Ce vendredi de mobilisation, qui intervient après l’annonce par des personnalités nationales chargées de l’organisation d’un dialogue national, a poussé les marcheurs à insister sur l’application des articles 7 et 8 de la Constitution. Les citoyens qui ont scandé «djeïch chaâb khawa khawa», «libérez les détenus d’opinion» «pour un Etat civil et démocratique», n’ont cessé de réitérer l’une des principales revendications, à savoir l’édification d’un Etat de droit. Du côté de la région frontalière, les manifestants ont investi les rues de Maghnia, appelant à leur tour au changement et à plus de sérénité pour une Algérie prospère.

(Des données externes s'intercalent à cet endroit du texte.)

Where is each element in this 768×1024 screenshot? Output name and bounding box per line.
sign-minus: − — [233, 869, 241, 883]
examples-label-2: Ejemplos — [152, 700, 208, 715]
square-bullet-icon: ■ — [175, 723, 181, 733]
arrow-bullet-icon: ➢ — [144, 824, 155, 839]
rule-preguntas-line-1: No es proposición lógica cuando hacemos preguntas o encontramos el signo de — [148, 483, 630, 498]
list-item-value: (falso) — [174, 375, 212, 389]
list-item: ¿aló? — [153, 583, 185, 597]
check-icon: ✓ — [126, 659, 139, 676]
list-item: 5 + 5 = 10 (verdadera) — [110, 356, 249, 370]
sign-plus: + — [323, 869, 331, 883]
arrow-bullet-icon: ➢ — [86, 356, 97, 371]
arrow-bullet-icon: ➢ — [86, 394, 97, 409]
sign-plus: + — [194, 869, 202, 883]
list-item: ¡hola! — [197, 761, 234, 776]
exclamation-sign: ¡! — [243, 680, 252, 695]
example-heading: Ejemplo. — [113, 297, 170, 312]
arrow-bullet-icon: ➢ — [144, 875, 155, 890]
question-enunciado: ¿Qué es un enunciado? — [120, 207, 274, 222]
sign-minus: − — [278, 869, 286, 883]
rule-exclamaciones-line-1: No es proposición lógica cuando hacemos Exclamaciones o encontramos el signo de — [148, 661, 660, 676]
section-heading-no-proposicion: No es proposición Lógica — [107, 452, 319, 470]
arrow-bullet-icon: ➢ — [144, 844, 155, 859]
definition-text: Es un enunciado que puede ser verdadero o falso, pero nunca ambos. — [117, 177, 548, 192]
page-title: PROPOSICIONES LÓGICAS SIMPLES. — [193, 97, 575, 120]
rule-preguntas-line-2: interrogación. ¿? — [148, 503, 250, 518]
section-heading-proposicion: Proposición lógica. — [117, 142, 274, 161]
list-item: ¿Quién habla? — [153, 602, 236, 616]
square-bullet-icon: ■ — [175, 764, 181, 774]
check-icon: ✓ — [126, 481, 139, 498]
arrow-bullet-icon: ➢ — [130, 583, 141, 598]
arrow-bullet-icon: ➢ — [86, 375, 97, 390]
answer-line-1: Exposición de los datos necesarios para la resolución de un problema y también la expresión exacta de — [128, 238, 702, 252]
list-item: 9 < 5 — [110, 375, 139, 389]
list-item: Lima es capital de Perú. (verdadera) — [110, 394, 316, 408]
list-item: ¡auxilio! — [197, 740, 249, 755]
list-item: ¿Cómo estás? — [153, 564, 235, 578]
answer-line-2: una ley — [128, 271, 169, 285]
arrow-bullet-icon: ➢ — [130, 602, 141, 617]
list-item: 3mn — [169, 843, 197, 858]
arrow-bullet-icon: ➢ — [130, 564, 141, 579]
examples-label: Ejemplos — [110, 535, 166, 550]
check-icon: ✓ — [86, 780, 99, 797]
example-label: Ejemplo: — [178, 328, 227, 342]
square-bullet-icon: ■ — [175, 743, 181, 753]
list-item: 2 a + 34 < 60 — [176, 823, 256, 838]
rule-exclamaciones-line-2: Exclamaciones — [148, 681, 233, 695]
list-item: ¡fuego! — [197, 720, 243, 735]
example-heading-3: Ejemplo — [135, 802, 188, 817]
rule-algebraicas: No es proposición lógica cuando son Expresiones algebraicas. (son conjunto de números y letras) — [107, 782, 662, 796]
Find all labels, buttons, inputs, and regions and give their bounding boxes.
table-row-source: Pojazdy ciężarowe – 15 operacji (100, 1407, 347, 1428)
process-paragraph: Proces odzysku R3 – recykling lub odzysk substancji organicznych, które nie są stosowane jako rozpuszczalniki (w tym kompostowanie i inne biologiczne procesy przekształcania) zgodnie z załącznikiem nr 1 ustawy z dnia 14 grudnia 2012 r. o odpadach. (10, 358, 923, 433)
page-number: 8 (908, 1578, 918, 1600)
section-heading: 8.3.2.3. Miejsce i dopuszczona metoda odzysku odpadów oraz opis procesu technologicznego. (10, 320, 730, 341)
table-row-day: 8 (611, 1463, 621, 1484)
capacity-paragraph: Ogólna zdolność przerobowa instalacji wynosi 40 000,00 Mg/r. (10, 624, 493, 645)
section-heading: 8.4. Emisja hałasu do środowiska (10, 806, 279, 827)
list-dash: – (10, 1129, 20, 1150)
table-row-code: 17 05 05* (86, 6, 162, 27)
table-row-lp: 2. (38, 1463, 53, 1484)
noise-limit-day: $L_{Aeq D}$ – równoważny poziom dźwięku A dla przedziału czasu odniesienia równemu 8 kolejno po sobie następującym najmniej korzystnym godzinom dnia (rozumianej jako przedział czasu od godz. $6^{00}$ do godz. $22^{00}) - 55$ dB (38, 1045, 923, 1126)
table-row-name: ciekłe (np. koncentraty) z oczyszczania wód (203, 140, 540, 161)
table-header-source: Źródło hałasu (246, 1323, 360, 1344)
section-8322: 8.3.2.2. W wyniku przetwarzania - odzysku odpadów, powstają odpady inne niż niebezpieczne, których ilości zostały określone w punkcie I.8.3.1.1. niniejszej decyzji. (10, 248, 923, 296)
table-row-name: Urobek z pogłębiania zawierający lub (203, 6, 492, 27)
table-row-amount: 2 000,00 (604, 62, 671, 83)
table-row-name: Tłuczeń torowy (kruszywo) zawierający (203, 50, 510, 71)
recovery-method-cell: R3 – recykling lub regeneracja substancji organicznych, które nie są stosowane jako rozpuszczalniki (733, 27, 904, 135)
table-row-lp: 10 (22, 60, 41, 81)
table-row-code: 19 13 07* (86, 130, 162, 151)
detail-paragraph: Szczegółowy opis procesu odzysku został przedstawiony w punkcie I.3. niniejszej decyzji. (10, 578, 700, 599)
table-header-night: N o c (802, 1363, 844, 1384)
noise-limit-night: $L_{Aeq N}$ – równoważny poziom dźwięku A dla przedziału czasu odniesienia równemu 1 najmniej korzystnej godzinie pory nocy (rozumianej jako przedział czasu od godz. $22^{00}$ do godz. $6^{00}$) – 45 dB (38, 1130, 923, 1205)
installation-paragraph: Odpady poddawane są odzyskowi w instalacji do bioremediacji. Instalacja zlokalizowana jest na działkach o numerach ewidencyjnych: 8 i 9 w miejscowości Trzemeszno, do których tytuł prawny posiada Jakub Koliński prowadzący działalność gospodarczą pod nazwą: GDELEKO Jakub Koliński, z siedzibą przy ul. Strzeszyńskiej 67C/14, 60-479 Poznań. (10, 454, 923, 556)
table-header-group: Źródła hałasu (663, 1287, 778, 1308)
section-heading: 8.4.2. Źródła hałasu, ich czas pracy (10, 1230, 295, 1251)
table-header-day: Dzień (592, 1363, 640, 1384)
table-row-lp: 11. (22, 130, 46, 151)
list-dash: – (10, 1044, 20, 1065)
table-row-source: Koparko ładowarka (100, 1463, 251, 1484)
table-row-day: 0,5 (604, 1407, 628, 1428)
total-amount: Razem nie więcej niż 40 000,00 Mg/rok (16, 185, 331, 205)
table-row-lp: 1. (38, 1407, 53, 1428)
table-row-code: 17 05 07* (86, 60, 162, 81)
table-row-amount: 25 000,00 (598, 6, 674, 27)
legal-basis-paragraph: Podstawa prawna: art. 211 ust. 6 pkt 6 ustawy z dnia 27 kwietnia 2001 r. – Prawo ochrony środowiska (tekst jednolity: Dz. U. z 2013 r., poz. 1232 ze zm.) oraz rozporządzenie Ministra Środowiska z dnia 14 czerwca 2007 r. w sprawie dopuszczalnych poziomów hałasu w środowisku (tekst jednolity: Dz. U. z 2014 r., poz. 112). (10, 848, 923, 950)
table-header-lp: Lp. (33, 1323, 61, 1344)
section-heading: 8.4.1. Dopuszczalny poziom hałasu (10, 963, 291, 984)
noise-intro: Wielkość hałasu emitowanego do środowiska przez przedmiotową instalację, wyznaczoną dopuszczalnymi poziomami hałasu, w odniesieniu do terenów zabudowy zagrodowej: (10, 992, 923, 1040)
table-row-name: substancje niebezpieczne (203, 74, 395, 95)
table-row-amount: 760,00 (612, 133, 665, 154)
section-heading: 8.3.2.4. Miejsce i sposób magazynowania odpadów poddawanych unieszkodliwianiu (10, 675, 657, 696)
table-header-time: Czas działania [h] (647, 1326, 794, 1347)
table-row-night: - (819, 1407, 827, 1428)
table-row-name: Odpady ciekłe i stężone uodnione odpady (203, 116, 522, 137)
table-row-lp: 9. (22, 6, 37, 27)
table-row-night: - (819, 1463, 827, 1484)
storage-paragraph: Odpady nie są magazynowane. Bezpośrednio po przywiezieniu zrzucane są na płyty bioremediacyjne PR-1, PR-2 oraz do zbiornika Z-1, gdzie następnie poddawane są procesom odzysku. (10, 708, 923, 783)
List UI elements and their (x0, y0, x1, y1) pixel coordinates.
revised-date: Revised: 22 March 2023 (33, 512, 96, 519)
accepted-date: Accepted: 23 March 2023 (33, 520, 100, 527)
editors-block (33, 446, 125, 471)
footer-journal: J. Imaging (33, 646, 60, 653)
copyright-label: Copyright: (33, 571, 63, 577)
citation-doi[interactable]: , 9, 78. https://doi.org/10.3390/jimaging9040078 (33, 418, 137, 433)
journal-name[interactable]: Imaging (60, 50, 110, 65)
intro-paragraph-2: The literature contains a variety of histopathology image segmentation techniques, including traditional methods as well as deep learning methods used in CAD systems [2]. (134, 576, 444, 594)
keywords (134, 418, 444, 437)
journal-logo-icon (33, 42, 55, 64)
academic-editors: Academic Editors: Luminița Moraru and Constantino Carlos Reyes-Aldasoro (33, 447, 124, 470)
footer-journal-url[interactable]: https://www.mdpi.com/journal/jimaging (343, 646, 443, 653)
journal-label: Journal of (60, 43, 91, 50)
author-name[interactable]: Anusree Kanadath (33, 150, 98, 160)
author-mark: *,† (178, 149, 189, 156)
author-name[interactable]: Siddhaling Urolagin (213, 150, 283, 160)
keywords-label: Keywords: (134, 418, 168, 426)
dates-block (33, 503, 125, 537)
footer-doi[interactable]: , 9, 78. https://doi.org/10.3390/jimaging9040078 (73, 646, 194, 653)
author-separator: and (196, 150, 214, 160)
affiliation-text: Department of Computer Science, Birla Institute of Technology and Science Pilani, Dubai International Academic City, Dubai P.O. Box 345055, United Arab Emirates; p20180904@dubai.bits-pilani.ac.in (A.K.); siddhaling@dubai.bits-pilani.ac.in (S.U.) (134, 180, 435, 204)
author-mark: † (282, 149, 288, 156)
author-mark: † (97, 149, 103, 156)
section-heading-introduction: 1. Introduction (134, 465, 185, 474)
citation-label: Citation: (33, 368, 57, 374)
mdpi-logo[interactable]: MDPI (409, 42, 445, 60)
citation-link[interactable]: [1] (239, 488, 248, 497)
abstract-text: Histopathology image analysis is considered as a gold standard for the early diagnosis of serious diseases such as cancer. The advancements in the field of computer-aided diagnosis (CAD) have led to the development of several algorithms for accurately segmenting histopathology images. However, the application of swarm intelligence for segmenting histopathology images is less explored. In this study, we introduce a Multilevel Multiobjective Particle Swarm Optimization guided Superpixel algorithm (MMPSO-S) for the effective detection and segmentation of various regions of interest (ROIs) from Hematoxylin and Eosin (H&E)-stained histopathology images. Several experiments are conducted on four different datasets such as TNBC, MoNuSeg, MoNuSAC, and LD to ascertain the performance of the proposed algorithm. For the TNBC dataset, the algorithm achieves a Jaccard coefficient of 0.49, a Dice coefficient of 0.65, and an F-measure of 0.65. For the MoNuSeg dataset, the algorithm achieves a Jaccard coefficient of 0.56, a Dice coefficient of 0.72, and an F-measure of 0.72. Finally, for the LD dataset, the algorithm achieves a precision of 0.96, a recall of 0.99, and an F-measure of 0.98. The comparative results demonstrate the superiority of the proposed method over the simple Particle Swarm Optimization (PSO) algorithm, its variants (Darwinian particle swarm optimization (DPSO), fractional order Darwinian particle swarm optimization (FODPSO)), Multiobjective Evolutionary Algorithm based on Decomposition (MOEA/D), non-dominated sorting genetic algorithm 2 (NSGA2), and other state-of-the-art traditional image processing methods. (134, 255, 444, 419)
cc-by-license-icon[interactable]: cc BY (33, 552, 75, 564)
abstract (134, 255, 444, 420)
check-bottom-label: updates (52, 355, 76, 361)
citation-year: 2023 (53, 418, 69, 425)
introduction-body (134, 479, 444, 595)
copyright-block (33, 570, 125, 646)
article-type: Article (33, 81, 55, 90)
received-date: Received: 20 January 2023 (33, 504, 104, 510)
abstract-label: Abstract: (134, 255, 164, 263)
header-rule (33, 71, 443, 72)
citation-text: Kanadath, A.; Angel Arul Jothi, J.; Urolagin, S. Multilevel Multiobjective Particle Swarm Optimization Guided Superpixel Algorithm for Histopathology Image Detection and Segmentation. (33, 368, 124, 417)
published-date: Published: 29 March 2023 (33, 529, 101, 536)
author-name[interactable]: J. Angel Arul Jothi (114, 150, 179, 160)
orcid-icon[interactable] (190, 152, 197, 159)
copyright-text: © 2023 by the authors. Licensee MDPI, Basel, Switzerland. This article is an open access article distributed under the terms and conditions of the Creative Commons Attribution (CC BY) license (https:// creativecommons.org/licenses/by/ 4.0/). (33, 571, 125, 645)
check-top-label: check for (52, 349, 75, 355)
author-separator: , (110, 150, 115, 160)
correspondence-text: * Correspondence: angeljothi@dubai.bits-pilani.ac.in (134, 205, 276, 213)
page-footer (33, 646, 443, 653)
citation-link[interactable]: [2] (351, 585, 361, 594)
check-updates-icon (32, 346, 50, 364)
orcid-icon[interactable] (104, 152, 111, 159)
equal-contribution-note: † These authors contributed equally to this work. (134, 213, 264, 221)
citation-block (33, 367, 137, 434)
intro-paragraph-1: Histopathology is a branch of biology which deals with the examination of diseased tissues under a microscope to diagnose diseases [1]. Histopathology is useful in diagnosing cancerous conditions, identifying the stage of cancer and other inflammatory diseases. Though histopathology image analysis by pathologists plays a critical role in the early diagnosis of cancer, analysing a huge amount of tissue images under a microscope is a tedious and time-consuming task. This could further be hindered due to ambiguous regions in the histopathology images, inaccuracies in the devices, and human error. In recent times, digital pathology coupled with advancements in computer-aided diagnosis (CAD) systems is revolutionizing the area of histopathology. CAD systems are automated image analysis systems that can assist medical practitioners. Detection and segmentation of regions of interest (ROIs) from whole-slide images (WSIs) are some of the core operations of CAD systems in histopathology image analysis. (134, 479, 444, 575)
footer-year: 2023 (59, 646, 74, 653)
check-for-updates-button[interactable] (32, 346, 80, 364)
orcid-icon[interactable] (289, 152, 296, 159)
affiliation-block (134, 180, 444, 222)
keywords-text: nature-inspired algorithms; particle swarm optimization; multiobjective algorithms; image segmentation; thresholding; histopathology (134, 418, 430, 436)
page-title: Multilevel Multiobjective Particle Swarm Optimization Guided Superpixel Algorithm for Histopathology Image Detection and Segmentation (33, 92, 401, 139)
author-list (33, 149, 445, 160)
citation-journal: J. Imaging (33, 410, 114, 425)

Tizi-Ouzou : la population toujours déterminée pour le changement
«Détermination et patience, la révolution triomphera.» Ce slogan écrit sur une banderole semble être adopté par tous les marcheurs à Tizi Ouzou. En effet, une fois de plus la mobilisation a été hier intacte pour exiger le changement du système. Ni la chaleur, ni l’humidité et encore moins la fraîcheur de la grande bleue ou le festival Raconte-arts n’ont réussi à dévoyer les irréductibles à venir manifester. Les protestataires ont ainsi exigé non seulement le changement du système et le retrait de tous ceux qui l’ont symbolisé mais aussi la libération des détenus. Les slogans ont été hostiles au pouvoir mais aussi au panel des personnalités censées mener un dialogue national. Les manifestants ont en outre réitéré leur revendication : «Nous voulons un Etat civil et démocratique».